It’s back to the drawing board for the proposed science building on SUNY New Paltz’s eastern corner.
Changes are currently underway to the original design of the building, which would sit on the corner of Plattekill Avenue and North Manheim Boulevard, as obstacles in multiple areas have lead college officials to deter from the plans outlined in the “Master Plan” last year, President Donald Christian said.
“In the early design that was developed there ended up being entailing projected costs that were higher than the budget,” Christian said. “The original design hadn’t taken fully into account the fairly large costs of blasting through rock. They are now back on track with a different general design.”
The building, which is slated to house the Computer Science, Geology, Geography, Chemistry, Biology, Mathematics and Physics Departments, originally was designed to have three floors and create a “gateway” to the campus, according to newpaltz.edu.

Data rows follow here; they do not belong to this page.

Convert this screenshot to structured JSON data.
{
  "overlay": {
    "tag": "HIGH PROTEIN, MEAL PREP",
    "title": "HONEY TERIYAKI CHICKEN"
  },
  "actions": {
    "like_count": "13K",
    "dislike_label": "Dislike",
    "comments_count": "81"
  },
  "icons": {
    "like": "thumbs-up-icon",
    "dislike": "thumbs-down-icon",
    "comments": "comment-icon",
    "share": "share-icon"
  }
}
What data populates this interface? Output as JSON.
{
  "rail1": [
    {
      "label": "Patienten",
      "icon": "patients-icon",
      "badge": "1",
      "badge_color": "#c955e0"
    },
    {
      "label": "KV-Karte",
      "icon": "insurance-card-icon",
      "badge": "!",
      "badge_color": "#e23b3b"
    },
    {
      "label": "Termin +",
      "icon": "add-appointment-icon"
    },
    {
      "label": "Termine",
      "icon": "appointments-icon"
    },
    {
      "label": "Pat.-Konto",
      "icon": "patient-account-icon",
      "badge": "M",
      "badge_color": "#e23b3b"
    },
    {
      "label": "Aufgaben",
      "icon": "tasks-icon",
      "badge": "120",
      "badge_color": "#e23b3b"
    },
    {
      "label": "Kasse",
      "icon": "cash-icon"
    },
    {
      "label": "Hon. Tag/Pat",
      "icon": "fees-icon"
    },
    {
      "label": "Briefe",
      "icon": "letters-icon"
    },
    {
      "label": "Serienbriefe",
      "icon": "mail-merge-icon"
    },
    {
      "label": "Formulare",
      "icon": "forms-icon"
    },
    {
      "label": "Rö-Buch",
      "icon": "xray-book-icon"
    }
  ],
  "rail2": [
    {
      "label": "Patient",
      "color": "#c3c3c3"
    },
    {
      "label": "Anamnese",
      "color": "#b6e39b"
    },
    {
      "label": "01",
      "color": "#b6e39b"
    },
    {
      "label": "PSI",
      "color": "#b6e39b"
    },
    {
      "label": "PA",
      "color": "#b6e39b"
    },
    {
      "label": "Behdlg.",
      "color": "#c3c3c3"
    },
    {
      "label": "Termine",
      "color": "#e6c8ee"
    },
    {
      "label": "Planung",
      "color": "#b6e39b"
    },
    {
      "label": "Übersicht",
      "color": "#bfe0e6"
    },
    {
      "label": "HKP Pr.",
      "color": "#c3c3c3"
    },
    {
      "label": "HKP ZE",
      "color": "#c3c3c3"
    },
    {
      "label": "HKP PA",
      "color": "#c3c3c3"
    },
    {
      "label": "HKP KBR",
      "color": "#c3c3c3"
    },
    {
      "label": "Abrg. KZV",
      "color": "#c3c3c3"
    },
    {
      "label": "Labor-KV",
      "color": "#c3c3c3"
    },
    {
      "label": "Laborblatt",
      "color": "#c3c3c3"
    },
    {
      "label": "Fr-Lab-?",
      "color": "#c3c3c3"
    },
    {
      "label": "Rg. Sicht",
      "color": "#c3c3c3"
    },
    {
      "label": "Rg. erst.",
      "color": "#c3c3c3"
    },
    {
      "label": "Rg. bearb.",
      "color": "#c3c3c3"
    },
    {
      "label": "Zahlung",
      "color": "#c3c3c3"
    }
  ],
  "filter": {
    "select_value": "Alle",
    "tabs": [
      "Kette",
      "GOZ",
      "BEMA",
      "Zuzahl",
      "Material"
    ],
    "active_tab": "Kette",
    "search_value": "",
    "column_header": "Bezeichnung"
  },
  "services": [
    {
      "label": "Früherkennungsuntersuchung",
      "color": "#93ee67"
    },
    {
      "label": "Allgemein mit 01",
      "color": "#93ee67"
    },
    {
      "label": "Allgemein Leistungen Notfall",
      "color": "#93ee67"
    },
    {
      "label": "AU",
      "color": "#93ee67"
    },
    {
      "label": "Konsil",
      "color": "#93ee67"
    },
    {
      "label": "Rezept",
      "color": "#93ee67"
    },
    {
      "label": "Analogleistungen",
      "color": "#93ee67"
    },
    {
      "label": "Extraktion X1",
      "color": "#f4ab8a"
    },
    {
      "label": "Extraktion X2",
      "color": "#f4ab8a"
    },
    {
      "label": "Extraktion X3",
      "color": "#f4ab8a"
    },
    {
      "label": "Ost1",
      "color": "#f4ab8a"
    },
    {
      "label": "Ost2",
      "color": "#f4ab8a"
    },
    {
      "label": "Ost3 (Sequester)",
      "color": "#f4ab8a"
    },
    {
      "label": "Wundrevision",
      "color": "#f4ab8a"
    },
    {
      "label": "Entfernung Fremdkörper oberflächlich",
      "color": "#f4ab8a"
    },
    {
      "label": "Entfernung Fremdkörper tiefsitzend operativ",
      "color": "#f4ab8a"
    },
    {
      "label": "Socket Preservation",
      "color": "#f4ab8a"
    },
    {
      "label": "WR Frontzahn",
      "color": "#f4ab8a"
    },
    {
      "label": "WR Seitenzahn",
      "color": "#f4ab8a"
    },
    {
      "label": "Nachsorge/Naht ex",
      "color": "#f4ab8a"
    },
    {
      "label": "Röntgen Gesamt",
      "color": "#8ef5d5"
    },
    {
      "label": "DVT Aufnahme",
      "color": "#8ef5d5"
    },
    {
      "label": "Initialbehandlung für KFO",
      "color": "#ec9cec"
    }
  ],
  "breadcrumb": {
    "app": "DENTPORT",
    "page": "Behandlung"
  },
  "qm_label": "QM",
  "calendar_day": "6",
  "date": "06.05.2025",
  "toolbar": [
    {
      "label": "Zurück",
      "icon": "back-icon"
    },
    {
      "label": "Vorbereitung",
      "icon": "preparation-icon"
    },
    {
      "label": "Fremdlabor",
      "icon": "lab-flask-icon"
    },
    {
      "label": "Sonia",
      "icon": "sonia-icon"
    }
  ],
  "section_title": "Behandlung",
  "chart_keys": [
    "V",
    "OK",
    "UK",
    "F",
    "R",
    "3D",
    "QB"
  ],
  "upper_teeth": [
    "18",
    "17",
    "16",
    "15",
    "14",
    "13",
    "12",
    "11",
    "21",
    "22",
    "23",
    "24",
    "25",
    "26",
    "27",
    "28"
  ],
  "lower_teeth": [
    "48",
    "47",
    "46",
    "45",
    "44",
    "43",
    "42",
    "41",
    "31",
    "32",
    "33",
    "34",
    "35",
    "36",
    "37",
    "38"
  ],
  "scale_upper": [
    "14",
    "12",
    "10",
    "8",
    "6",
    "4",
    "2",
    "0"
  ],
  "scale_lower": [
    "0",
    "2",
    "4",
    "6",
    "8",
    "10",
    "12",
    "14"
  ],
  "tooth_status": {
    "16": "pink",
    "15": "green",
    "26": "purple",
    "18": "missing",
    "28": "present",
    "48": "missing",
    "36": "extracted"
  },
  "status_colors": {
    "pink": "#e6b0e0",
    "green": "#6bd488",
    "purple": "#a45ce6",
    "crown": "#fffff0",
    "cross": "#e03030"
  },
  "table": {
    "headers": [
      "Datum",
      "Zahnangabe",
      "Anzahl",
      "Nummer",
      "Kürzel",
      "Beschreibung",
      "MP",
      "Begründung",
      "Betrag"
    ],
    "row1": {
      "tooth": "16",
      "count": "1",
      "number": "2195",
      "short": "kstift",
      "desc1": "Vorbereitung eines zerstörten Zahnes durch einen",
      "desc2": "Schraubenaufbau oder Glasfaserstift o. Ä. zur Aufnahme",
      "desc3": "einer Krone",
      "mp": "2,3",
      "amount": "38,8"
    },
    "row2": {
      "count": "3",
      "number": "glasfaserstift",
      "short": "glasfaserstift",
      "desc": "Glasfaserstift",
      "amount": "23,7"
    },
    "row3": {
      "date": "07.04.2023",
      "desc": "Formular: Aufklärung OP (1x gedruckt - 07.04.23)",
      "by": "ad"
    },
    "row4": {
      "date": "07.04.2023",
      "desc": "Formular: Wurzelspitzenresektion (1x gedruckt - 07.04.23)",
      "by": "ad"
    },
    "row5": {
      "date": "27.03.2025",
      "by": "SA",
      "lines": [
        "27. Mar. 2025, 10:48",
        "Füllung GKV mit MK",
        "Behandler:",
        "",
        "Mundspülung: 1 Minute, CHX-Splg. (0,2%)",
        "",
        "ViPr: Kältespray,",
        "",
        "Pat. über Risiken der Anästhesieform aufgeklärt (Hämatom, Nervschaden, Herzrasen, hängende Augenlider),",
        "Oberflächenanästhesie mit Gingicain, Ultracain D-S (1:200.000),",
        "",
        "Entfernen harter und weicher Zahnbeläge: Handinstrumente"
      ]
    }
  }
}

Director of Facilities Design and Construction John F. McEnrue said the initial design included a top floor that would offer a view over campus and the Shawangunk Mountains – but this was lost in the redesign of the building.
While the design needed to be adjusted, McEnrue said neither the fall 2013 completion date nor the estimated cost of approximately $48 million cost would be impacted.
McEnrue said the new two-story approach addressed the concern of the height of the building in relation to the residential neighborhood and also will include science commons – which he believes will become a space for students to interact and display their scientific endeavors.
A large staircase will greet people in the entryway and a bridge will link the two wings of the building that will overlook the science commons and student study spaces, McEnrue said.
“We needed a building that incorporated all of our programmatic needs while still fitting in with the immediate neighborhood, an important aspect for this project,” McEnrue said.
The relationship the building had with College Hall and the surrounding residential homes was something Christian said was taken heavily into account as they reviewed redesigns for the building.
“One of the concerns all along, is if you build too-tall of a building it will shadow the neighborhood,” Christian said. “This redesign is a lower form and set back a little further to the south and west of Manheim Boulevard that is more compatible with those neighborhood values.”
Once completed, McEnrue said the two wings of the building will flank an outdoor space that will face the proposed “Mohonk Walk,” which will span from the Main Academic Concourse to van den Berg Hall and will be constructed over two summers, ending in summer 2013.
Construction is slated to begin approximately a year from now, or early in the spring 2013 semester at the latest, McEnrue said.